Conditional counts on subbuckets


#1

I want to get the counts of nested groups which satisfy a certain condition.
Consider the following:

DELETE usagestats
PUT usagestats/test/1
{
  "user-id": "abc",
  "session-id": "abc-1",
  "action": "A123"
}

PUT usagestats/test/2
{
  "user-id": "abc",
  "session-id": "abc-2",
  "action": "A123"
}

PUT usagestats/test/3
{
  "user-id": "xyz",
  "session-id": "xyz-1",
  "action": "A123"
}

PUT usagestats/test/4
{
  "user-id": "xyz",
  "session-id": "xyz-1",
  "action": "A123"
}

PUT usagestats/test/5
{
  "user-id": "abc",
  "session-id": "abc-2",
  "action": "Z789"
}

I want to tell tell, how many returning user ( session-ids >= 2 ) triggered a specific action ( action = "A123" ) on Mon., Thu., Wed...
Therefore I am interessted in the count of a specific "action"s on a timeline if a given "user-id" that has at least 2 distinct "session-id"s.

My approach:

  1. create a bucket for each "user-id"

    GET usagestats/test/_search?
    {
    "aggs" : {
    "test" : {
    "terms" : { "field" : "user-id.keyword" }
    }
    }
    }

But how do I go on from here??

  1. consider only buckets having at least 2 distinct "session-ids" vs. consider only buckets having exactly 1 distinct "session-ids".
  2. consider only buckets having a least one document matching (action: "A123")
  3. the aggregate count of remaining documents in a time-histogram

Thanks alot!
Tobi


#2

The bucket-selector did the trick:

GET usagestats/test/_search?
{
   "aggs":{
      "user":{
         "terms":{
            "field":"user-id.keyword"
         },
         "aggs":{
            "session":{
               "terms":{
                  "field":"session-id.keyword"
               }
            },
            "session_filter":{
               "bucket_selector":{
                  "buckets_path":{
                     "sessions":"session._bucket_count"
                  },
                  "script":"params.sessions > 1"
               }
            }
         }
      }
   }
}

#3

The selection of the bucket works, but it does not satisfy my use-case.

It returns:

"buckets": [
	{
	"key": "abc-1",
	"doc_count": 2
	},
	{
	"key": "abc-2",
	"doc_count": 1
	}
]

But I do not want the aggration as a result (i.e. "doc_count": 2) , but all documents:

"buckets": [
	{
	"session-id": "abc-1",
	"action": "A123"
	},
	{
	"session-id": "abc-2",
	"action": "Z789"
	},
	{
	"session-id": "abc-2",
	"action": "A123"
	}
]

Can I achive this using multi-aggregations??


(Abdon Pijpelink) #4

Have you considered the top_hits aggregation?

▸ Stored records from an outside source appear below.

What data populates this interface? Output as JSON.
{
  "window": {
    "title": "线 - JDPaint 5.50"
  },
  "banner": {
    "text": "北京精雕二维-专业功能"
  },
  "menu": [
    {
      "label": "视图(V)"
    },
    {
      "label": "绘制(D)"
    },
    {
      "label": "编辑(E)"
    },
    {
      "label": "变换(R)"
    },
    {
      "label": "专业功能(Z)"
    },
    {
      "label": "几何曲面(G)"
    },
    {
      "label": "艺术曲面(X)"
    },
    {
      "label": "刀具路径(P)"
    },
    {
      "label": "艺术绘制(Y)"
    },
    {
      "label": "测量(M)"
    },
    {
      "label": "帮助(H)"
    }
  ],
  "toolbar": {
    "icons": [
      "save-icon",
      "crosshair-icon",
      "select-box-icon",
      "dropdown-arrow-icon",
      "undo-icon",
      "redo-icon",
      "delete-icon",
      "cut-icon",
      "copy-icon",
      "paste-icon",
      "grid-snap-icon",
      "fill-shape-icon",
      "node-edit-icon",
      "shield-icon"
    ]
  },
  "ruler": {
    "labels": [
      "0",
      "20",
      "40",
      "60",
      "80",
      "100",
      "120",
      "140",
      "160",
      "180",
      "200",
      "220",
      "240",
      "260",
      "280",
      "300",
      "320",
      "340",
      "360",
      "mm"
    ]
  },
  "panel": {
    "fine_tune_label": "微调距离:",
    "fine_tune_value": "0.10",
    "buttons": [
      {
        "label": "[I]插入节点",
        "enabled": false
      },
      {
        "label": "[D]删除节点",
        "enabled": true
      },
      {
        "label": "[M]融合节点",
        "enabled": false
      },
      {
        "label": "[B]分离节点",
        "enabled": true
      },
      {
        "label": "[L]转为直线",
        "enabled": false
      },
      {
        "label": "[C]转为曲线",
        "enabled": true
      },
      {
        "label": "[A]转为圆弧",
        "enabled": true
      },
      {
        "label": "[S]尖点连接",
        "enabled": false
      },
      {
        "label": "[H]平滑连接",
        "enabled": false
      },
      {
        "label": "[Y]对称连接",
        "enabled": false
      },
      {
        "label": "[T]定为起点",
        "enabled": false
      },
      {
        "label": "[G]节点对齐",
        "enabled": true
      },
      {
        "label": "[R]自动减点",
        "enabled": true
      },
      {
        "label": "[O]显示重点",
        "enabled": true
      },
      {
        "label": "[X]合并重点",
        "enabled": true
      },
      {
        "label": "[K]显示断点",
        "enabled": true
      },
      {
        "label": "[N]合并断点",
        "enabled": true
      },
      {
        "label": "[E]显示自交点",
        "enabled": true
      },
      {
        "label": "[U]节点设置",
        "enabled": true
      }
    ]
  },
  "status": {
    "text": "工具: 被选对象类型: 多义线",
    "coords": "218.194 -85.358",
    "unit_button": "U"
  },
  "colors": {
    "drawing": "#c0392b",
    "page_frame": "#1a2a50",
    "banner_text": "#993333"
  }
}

It can show you the documents in each bucket:

GET usagestats/test/_search
{
  "size": 0,
  "aggs": {
    "user": {
      "terms": {
        "field": "user-id.keyword"
      },
      "aggs": {
        "session": {
          "terms": {
            "field": "session-id.keyword"
          },
          "aggs": {
            "documents": {
              "top_hits": {
                "size": 10
              }
            }
          }
        },
        "session_filter": {
          "bucket_selector": {
            "buckets_path": {
              "sessions": "session._bucket_count"
            },
            "script": "params.sessions > 1"
          }
        }
      }
    }
  }
}

#5

Looks promising, indeed! Thank you very much.


(system) #6

This topic was automatically closed 28 days after the last reply. New replies are no longer allowed.